Birth order, much like personality assessments, can be a spot-on generalization, not perfect, but delivering heavy tones of truth. Much like Meyers-Briggs and the Enneagram, birth order can reveal likely traits in a person. Especially in situations of stress when we tend to exhibit our truest selves. Like, for example, a global pandemic.
So, how does your birth order tie into your coping tendencies during quarantine? Let's take a hypothetical look through the lens of recent events.
- First: I'm meal planning (as always), but have started a list of things I should really stock up on. You can never be too prepared.
- Middle: My older sibling told me all about the ease and efficiency of grocery pickup, so now that I can shop from home, I'm ordering for myself, grandma and our immunocompromised uncle. I'll pick it all up and deliver theirs with a handwritten note. Just trying to help where I can during these stressful times.
- Last: Who needs the grocery store when you can get takeout? Or DoorDash! I have to see people somehow these days!
Staying at Home
- First: Routine, routine, routine. You might want to stay in your pajamas all day, but we all know we feel better when we set an alarm and get ready. Plus, this is prime time to hit the DIY list hard. Am I right? I'm totally right.
- Middle: This is the life — no agenda, lots of Netflix. I actually enjoy being in my space with nowhere to go. Don't tell anyone though; I wouldn't want to upset those who don't appreciate this downtime as I do.
- Last: I may be having a secret party next weekend. We'll totally stay six feet apart and BYOB, so no need to stress!
- First: It's ok, I have a plan B and C and, well, we could always just bump the date to this weekend next year. I'll pencil it all in and keep you posted.
- Middle: Stay home, stay healthy. Birthdays come around every year; I can sacrifice one.
- Last: I have canceled 42 gatherings/parties/appointments. It kind of feels like I'm dying inside. Do you want to play cards over Zoom today?
- First: Zoom calls are just part of the routine now! But please, follow the rules mute upon entry and signal the host via hand raise or chat when you need to speak.
- Middle: I'll be there if you need me. It's just not the same, though.
- Last: Darn, I missed another one. It was just that I was enjoying my midday nap! If we can play an icebreaker game at the beginning, I'll for sure make the next one!
- First: It isn't hard to follow the rules — mask up! In fact, I've been sewing masks, do you need one?
- Middle: Why are we fighting about masks? Let's just do what we have to do and keep the peace.

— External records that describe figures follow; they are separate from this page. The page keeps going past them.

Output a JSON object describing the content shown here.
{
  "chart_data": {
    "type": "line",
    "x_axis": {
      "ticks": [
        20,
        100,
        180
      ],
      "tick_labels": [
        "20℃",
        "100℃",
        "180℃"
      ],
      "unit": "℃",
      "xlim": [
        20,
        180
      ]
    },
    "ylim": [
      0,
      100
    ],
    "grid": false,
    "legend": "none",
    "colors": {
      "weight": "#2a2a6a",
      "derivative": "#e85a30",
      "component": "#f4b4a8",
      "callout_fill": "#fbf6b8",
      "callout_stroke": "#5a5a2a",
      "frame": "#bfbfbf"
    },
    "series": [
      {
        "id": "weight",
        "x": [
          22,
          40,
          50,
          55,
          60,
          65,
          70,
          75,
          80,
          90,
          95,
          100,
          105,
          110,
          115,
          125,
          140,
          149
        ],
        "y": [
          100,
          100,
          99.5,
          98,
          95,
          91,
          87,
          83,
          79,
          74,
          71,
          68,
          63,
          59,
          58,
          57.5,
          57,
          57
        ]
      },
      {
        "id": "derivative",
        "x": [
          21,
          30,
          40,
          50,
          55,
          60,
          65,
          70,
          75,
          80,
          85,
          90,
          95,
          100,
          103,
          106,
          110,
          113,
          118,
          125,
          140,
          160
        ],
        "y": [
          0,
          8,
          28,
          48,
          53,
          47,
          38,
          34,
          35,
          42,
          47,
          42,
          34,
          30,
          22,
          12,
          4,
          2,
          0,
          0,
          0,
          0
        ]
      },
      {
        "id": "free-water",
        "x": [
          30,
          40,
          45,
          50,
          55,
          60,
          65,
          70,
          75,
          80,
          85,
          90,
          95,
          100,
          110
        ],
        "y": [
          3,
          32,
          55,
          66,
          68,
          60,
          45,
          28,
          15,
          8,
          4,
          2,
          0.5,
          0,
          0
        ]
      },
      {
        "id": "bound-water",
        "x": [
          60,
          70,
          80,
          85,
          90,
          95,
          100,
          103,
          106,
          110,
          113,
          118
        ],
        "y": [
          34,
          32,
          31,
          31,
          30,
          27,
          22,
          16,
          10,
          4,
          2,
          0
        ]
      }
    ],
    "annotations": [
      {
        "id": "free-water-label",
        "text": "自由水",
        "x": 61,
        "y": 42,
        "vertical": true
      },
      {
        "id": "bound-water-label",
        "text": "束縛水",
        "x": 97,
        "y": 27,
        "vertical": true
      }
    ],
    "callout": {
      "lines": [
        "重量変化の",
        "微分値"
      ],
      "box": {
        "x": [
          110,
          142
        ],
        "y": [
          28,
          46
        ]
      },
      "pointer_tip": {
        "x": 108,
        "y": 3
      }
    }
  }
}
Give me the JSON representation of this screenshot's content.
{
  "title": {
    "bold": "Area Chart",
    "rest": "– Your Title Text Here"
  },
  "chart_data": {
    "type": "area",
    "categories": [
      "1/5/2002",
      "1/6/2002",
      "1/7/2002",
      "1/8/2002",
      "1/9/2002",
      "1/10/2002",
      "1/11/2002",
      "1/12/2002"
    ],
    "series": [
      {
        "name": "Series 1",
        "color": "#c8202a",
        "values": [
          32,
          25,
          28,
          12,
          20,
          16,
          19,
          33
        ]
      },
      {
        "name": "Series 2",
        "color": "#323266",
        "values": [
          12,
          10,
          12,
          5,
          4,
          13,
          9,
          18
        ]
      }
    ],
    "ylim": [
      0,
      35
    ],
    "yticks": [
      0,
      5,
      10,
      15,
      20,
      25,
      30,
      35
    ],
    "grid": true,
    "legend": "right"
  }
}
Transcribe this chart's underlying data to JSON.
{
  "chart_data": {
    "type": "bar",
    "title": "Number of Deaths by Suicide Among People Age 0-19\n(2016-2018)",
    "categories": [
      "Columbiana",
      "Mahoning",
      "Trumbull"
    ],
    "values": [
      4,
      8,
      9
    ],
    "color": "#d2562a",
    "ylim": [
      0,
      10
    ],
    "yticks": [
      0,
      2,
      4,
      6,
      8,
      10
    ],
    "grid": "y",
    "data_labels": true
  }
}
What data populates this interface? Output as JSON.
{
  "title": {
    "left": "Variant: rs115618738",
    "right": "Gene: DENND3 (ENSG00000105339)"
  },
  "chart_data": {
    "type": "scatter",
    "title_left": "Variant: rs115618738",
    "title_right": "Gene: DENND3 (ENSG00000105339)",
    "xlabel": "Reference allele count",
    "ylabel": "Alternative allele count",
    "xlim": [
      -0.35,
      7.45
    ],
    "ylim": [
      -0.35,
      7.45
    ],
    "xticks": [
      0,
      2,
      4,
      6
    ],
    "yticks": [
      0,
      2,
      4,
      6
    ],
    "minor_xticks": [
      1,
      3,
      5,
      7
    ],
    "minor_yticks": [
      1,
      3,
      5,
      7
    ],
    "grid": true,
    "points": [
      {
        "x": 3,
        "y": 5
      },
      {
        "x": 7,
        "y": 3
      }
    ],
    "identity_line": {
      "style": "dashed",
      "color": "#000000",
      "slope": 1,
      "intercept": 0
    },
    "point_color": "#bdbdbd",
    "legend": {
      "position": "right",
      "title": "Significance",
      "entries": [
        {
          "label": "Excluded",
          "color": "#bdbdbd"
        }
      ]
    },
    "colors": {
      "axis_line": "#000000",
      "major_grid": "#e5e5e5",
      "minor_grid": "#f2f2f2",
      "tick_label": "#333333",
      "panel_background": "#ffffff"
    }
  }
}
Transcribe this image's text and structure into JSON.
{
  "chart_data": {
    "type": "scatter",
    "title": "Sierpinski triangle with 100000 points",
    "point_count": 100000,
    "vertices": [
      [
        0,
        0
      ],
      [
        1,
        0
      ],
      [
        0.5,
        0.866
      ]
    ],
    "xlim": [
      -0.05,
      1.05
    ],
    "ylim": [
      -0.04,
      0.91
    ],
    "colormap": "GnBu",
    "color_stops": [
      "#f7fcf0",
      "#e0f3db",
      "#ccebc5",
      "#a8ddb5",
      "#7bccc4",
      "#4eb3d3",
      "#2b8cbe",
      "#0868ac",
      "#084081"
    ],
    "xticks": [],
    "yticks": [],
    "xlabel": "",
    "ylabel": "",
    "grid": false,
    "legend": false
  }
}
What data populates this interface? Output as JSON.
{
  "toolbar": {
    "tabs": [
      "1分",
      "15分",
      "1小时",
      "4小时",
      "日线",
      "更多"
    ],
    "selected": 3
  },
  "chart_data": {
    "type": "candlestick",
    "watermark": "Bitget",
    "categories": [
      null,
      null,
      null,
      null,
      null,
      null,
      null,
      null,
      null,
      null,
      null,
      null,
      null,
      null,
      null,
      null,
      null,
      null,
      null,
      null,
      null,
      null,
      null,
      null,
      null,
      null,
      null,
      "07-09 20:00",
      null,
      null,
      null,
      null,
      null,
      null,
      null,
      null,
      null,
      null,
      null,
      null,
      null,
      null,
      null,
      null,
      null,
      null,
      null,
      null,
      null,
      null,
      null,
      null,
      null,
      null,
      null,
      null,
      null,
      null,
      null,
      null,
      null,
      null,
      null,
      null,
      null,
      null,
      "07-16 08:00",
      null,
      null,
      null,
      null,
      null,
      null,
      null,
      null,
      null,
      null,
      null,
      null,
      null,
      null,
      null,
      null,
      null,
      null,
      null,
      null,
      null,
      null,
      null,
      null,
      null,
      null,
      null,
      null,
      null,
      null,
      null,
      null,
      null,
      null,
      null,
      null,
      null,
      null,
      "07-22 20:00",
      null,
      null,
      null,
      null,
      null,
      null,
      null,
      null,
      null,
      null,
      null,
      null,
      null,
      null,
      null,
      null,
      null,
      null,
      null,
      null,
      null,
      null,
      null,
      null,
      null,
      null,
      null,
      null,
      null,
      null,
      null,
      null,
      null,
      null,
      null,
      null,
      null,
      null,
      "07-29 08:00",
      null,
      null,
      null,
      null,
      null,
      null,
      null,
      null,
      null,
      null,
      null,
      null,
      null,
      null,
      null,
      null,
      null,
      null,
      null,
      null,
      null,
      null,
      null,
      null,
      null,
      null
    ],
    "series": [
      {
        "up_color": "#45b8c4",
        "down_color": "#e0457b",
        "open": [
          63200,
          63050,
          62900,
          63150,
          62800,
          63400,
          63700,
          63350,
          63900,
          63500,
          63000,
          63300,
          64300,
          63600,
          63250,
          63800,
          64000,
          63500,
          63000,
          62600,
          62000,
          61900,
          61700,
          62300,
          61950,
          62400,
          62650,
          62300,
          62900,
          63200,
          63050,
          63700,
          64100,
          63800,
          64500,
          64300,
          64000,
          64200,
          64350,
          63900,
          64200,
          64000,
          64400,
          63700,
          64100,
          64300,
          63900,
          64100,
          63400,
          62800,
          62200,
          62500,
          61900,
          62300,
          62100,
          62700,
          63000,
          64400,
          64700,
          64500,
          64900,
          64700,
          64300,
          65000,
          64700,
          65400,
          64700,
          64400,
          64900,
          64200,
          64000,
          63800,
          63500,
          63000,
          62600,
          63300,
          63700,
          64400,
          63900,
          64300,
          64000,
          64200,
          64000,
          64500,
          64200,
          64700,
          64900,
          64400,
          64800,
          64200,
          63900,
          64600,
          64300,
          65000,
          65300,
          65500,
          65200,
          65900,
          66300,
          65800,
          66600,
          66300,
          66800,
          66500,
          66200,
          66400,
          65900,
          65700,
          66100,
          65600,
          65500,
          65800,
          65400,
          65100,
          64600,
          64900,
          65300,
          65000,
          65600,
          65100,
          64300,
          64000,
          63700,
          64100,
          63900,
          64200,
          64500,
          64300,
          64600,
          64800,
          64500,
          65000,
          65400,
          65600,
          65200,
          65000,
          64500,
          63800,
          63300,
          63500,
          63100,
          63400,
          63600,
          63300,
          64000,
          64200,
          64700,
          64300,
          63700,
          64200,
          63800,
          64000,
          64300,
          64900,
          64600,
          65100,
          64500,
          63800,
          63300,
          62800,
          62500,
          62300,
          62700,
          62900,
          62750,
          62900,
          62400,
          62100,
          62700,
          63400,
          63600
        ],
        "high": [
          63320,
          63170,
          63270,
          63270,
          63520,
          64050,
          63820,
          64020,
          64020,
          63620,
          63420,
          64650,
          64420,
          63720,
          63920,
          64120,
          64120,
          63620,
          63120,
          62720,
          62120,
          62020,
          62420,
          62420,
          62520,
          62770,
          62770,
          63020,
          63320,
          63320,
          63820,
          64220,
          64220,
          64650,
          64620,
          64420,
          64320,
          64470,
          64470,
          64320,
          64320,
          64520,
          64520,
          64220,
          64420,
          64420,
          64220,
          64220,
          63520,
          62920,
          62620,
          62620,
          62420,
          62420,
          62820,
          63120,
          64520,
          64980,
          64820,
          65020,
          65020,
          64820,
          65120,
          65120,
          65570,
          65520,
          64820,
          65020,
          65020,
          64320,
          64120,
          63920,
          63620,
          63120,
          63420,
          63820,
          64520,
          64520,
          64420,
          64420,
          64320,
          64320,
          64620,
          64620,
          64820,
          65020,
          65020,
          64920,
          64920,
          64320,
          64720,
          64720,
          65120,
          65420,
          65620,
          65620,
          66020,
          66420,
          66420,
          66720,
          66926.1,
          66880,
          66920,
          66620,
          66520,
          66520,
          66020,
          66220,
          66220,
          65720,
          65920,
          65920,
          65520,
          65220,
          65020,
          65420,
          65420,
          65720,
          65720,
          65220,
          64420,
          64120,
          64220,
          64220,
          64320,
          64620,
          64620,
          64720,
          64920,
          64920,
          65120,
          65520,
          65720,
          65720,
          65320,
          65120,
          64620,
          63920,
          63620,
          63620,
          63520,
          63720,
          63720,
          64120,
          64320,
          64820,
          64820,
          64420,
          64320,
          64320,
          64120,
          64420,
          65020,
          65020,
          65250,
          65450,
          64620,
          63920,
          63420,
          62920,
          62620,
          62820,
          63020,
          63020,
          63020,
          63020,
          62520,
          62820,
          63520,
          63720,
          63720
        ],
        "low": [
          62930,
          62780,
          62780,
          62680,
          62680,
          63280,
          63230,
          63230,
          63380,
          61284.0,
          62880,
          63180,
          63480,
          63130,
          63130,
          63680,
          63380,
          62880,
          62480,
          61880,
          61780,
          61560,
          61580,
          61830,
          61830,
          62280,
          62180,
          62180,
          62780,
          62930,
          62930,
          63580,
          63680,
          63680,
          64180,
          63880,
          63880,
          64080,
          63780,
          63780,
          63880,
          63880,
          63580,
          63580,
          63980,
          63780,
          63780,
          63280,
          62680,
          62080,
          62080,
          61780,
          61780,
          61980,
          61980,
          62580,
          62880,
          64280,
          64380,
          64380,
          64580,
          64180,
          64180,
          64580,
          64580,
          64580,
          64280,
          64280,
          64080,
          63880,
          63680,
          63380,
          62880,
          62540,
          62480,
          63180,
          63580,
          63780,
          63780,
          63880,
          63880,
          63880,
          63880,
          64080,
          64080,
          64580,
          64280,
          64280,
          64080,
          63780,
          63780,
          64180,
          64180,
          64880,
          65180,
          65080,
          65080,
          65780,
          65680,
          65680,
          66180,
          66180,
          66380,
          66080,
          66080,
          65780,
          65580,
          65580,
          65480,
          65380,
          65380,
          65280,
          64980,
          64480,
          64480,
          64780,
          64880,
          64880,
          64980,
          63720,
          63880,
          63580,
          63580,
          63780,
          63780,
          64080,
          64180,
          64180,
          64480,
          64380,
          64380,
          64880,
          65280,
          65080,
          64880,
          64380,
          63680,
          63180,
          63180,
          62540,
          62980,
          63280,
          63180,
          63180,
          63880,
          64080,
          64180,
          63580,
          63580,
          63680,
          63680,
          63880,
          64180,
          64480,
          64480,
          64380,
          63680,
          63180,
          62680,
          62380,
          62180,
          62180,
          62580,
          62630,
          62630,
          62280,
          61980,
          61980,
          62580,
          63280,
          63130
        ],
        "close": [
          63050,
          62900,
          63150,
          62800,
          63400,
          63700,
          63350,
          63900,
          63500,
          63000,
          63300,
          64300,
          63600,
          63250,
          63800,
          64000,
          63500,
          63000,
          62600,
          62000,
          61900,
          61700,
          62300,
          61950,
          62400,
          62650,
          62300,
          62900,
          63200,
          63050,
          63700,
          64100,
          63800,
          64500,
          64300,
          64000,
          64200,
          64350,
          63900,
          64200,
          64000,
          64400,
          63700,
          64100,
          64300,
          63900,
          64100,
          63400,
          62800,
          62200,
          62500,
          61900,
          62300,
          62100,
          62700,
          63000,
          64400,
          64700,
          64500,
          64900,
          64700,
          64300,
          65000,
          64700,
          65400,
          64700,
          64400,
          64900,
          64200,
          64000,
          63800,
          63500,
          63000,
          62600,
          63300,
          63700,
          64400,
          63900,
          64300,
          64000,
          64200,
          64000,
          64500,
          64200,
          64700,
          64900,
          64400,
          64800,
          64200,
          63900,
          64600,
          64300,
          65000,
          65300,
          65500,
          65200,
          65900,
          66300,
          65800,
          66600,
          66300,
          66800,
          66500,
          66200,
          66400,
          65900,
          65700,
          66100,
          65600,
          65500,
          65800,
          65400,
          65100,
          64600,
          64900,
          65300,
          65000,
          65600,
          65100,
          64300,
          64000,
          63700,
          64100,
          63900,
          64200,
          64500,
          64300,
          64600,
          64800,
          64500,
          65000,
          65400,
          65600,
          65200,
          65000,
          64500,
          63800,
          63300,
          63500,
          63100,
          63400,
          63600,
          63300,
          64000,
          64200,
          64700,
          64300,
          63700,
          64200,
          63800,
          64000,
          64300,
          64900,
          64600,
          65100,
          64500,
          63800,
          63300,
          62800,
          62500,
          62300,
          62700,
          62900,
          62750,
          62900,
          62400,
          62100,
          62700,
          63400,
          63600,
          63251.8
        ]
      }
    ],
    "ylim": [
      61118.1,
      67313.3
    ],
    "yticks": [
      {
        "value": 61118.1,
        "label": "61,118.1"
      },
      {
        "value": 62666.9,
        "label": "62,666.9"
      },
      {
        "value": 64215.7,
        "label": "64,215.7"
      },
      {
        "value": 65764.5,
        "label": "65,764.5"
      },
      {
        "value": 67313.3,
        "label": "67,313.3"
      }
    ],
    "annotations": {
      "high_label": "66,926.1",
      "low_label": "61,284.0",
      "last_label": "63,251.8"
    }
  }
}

- Last: Masks are the latest fashion accessory! I have a few now — work gave me one, I bought one from my favorite Etsy shop and my sister made me two in fabric I got to pick out!
Do you fall in line with your birth order tendencies in light of the current quarantine? There are definitely elements of truth, right? Firstborns filling the leadership role, middle children getting creative and acting as peacemakers and the babies of the family going with the flow as the life of the party.
There is no question that how we are raised influences who we become, and that is where birth order carries some weight. So, whether you have bread baking in the oven right now or are booking a vacation with high hopes of normalcy returning soon, pause and consider, is your birth order playing into your pandemic response?
Of course, not every family is a succinct three child breakdown when it comes to birth order analysis. Blended families introduce a whole new flair; only children tend to show mostly firstborn traits but can have glimpses of all depending on their parental interactions. Age gaps between siblings can heavily influence tendencies, even to the point of "restarting" with a firstborn in the middle of a line-up if there is significant spacing. Still, it's amusing to look at your family and see who matches or bucks their typical birth order trait(s).